Genuine/oem Rev counter lovingly fitted to the Shitroen. Some newer models of these cars don’t always have the plug to connect the rev counter/tachometer, so before buying one for your car make sure the plug is there.
I didn’t know at the time of filming this video, but some later model cars don’t have the plug on the loom for the rev counter to connect to. I’d recommend checking if your car has the plug before buying a rev counter.
I love how modular these car are, a beautiful simply design, the air vent are just design perfection, one bit of plastic but does the job perfectly. And so much fun to drive. Thanks for the Citybug videos I've enjoyed each and everyone
Precision cutting out. I bet you are dead good at colouring in too. We'll just ignore that other cowling on the passenger seat. 😂 Top instructionage as usual. 👍
I decided to retrofit air conditioning to my C1 this summer for a bit of fun. I bought all the bits from a complete scrapped C1 for £85. Took a whole day to swap it over to my car which was easy to do as all the electrical connections are there in the loom. Works lovely and wish I'd done it years ago 😊
@@StupidBlokeStupidVideos you swap out the the entire heater box which contains the evaporator and control valve. I had to cut out the hole in the bulkhead to allow the air con boss to poke through (look at the hole already in the soundproofing on the bulkhead. The drain out the bottom needs a hole cutting in the drivers footwell. You need: the heater box, the centre console controls (for recirc) and bardon cables, the dashboard switch, the compressor (with mounting plate), hoses, clips, rubber drain pipe thingy for the drivers footwell, a longer fan belt, pipes/hoses and don't forget the air conditioning relay from the fuse box! I used a brand new condenser as they are cheap enough.
@@StupidBlokeStupidVideos you can suss out what to do while stripping it out the donor car. I really should have filmed it. It would make a great how to video....
Just welded the rear, inner sills on my 2005 C1 this evening. Was drying the stone chip with heat gun before driving home in the rain. Gonna need rear shocks (very rusty) & droplinks for MOT.

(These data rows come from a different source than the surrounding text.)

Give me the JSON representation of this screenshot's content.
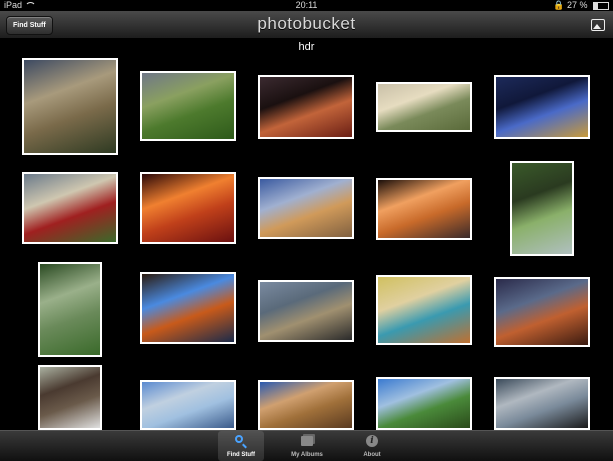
{
  "status": {
    "device": "iPad",
    "time": "20:11",
    "battery": "27 %",
    "battery_level": 0.27
  },
  "nav": {
    "back_label": "Find Stuff",
    "brand": "photobucket",
    "right_icon": "photo-icon"
  },
  "search": {
    "term": "hdr"
  },
  "photos": [
    {
      "colors": [
        "#3d4a62",
        "#7a6a4a",
        "#2e3a22",
        "#a89a7c"
      ]
    },
    {
      "colors": [
        "#6f7787",
        "#4d7a2d",
        "#2e5a1a",
        "#8aa060"
      ]
    },
    {
      "colors": [
        "#3b2a30",
        "#c2643a",
        "#6a1e14",
        "#1a1010"
      ]
    },
    {
      "colors": [
        "#c9c0a8",
        "#7a8a5a",
        "#5a6a3a",
        "#e6dcc0"
      ]
    },
    {
      "colors": [
        "#1d2a5a",
        "#4a6ac8",
        "#c89a3a",
        "#10183a"
      ]
    },
    {
      "colors": [
        "#6a7a8a",
        "#a02020",
        "#3a6a2a",
        "#cfc7b0"
      ]
    },
    {
      "colors": [
        "#2a0808",
        "#c0401a",
        "#6a1010",
        "#f08030"
      ]
    },
    {
      "colors": [
        "#3a5aa0",
        "#d09a5a",
        "#806040",
        "#a0b0d0"
      ]
    },
    {
      "colors": [
        "#1a0e0a",
        "#c86a2a",
        "#3a2a2a",
        "#f0a060"
      ]
    },
    {
      "colors": [
        "#3a5a2a",
        "#8ab06a",
        "#b0c0c0",
        "#2a3a20"
      ]
    },
    {
      "colors": [
        "#2a4a22",
        "#6a8a5a",
        "#3a6a2a",
        "#9ab08a"
      ]
    },
    {
      "colors": [
        "#2a1a0e",
        "#c85a1a",
        "#1a2a4a",
        "#4a8ae0"
      ]
    },
    {
      "colors": [
        "#7a8aa0",
        "#a09070",
        "#2a2a2a",
        "#5a6a7a"
      ]
    },
    {
      "colors": [
        "#d0c060",
        "#3a9ab0",
        "#c07030",
        "#e0d0a0"
      ]
    },
    {
      "colors": [
        "#2a2a4a",
        "#c06030",
        "#3a1a10",
        "#5a6a8a"
      ]
    },
    {
      "colors": [
        "#aab0a0",
        "#6a5a4a",
        "#e0e0e0",
        "#4a3a30"
      ]
    },
    {
      "colors": [
        "#5a8ad0",
        "#a0c0e0",
        "#3a5a8a",
        "#c0d0e0"
      ]
    },
    {
      "colors": [
        "#2a5ab0",
        "#a0703a",
        "#5a3a20",
        "#d0a070"
      ]
    },
    {
      "colors": [
        "#3a7ad0",
        "#4a8a3a",
        "#2a4a1a",
        "#a0c0e0"
      ]
    },
    {
      "colors": [
        "#3a4a5a",
        "#7a8a9a",
        "#1a1a1a",
        "#b0b8c0"
      ]
    }
  ],
  "tabs": [
    {
      "label": "Find Stuff",
      "icon": "magnifier-icon",
      "active": true
    },
    {
      "label": "My Albums",
      "icon": "albums-icon",
      "active": false
    },
    {
      "label": "About",
      "icon": "info-icon",
      "active": false
    }
  ]
}
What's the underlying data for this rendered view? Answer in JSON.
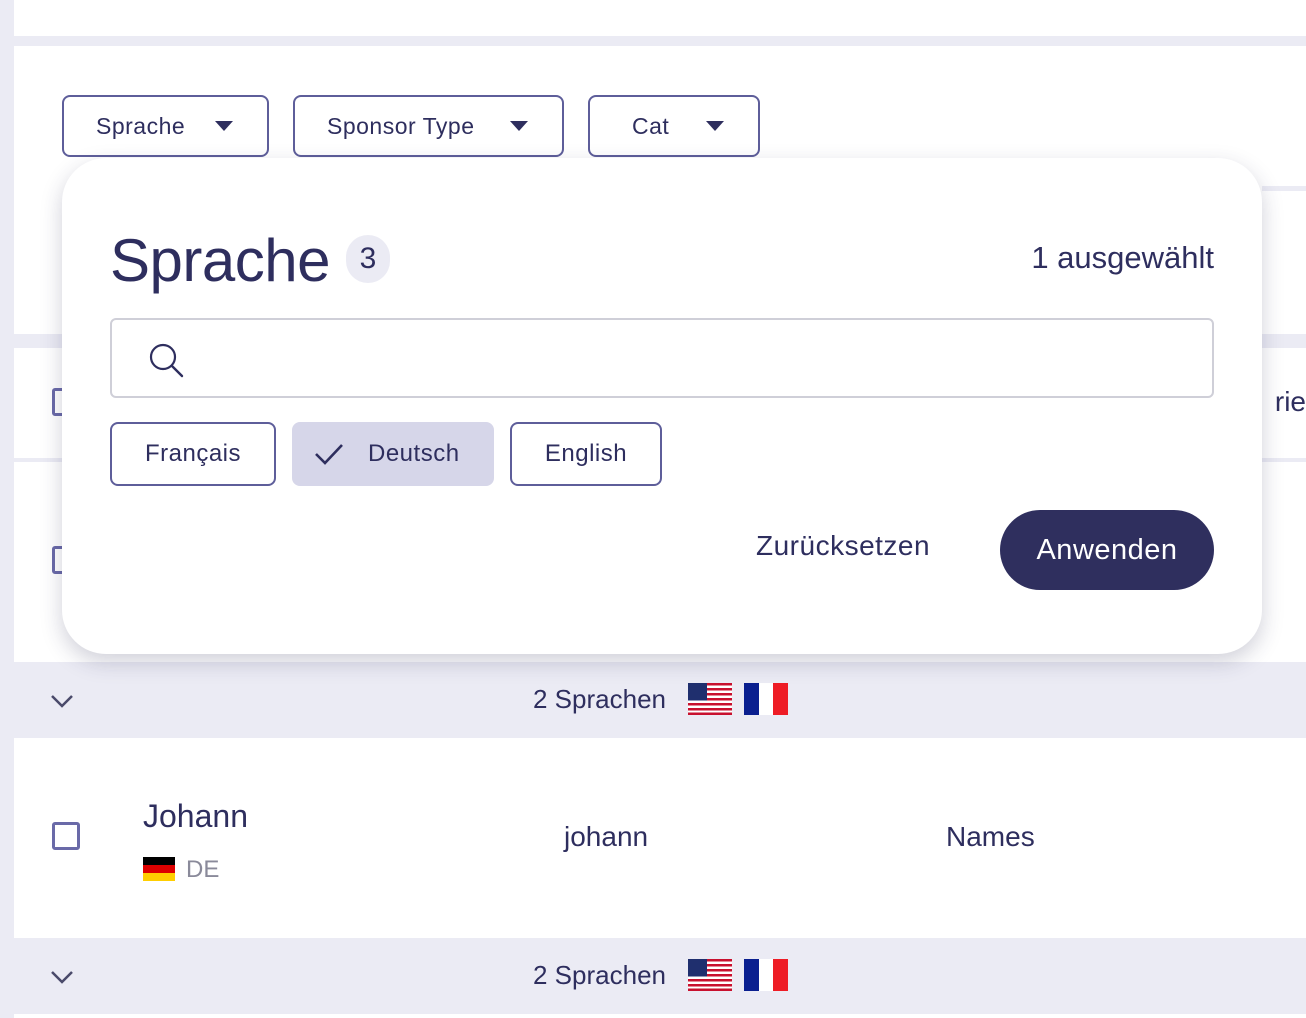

Iya! As long as you’ve got the wire for it then it should work. Some of the newer cars don’t have the plug for some reason but being auto shouldn’t make any difference as far as I know. Pull the speedo cover off and see if the plug is there before ordering one though
Im just experimenting with this myself but going one step further and getting a left hand drive one. It should fit the pod as the plastic is universal for both even the cowel has both side cutouts, obviously i dont want two rev counters so i will gut the lhd one and put other crap inside it like a temp guage and some other shit, see how it goes ;) EDIT: and now ive watched your video i see you touched on the left hand side version, the clocks will look like mickey mouse with both
Yes some people in the groups have them fitted as clocks. Good idea tbh especially when replacing the original stereo as a lot of stereos don’t show the clock all the time
I’ve got probably a grands worth of screw drivers in my tool box, but choose to struggle with shit quality incorrect ones, just for a feeling of false accomplishment 🤷♀️
What are the chances you could use a universal aftermarket rev counter if it fits inside the housing for the oem one? I’m not overly good when it comes to the electrical side of things
It’s possible it but if you have the standard one it’s gonna be easier just to fit that 🤔 There’re obd ones like the HUD I have that are easy to fit, but there is a slight delay in their operation in my experience
@@StupidBlokeStupidVideos so realistically, I could splice into the wiring for the tachometer and just wire in a fancy pants one? Not keen on the idea of an OBD one
@@Underscore.Bambii I doubt that would work as the signal given out is probably specifically for the oem type rev counter. The oem one is probably the easiest and best option, but since I made this video I’ve been told that some newer model cars done have the wiring for it
I hope i'll get an answer, i can't find it anywhere, so on my peugeot 107, the dipped beamlights stopped working, both of them. Replaced the bulbs, still nothing, highbeam works just fine, also, the dipped beam dash indicator ( the green one) does not show on my dashboard, any suggestions? Thanks
I think the fuses for the headlights are in the fuse box next to the battery, but it could have one fuse for each side and it’s unlikely for both to fail at once but I could be wrong and could just have one fuse for both sides. I’d check first anyway as it’s the easiest/cheapest fix. If that doesn’t work then possibly the relay, or the indicator stalk with the headlight switch inside it.
@@StupidBlokeStupidVideos Thanks for your fast reply, i've already checked the fuses next to the battery, actually all of them, lol, no problem there. Where i can find that relay? I've heard about the indicator stalk but some tutorials gave me nightmares.
@@tweakshow4463 I’m not sure where the relay is, maybe worth searching for a relay diagram in the Google though. Do the mean beam lights stay on or do you have to keep the stalk pulled we in flashing to make them come on?
It should do, as long as you get the right one. There’s one for the petrol, and a different one for diesel models. I’ve also heard stories of the plug not being there on some later cars (2012 or so), however can’t confirm if it’s true or not so maybe worth checking that you have it before buying one.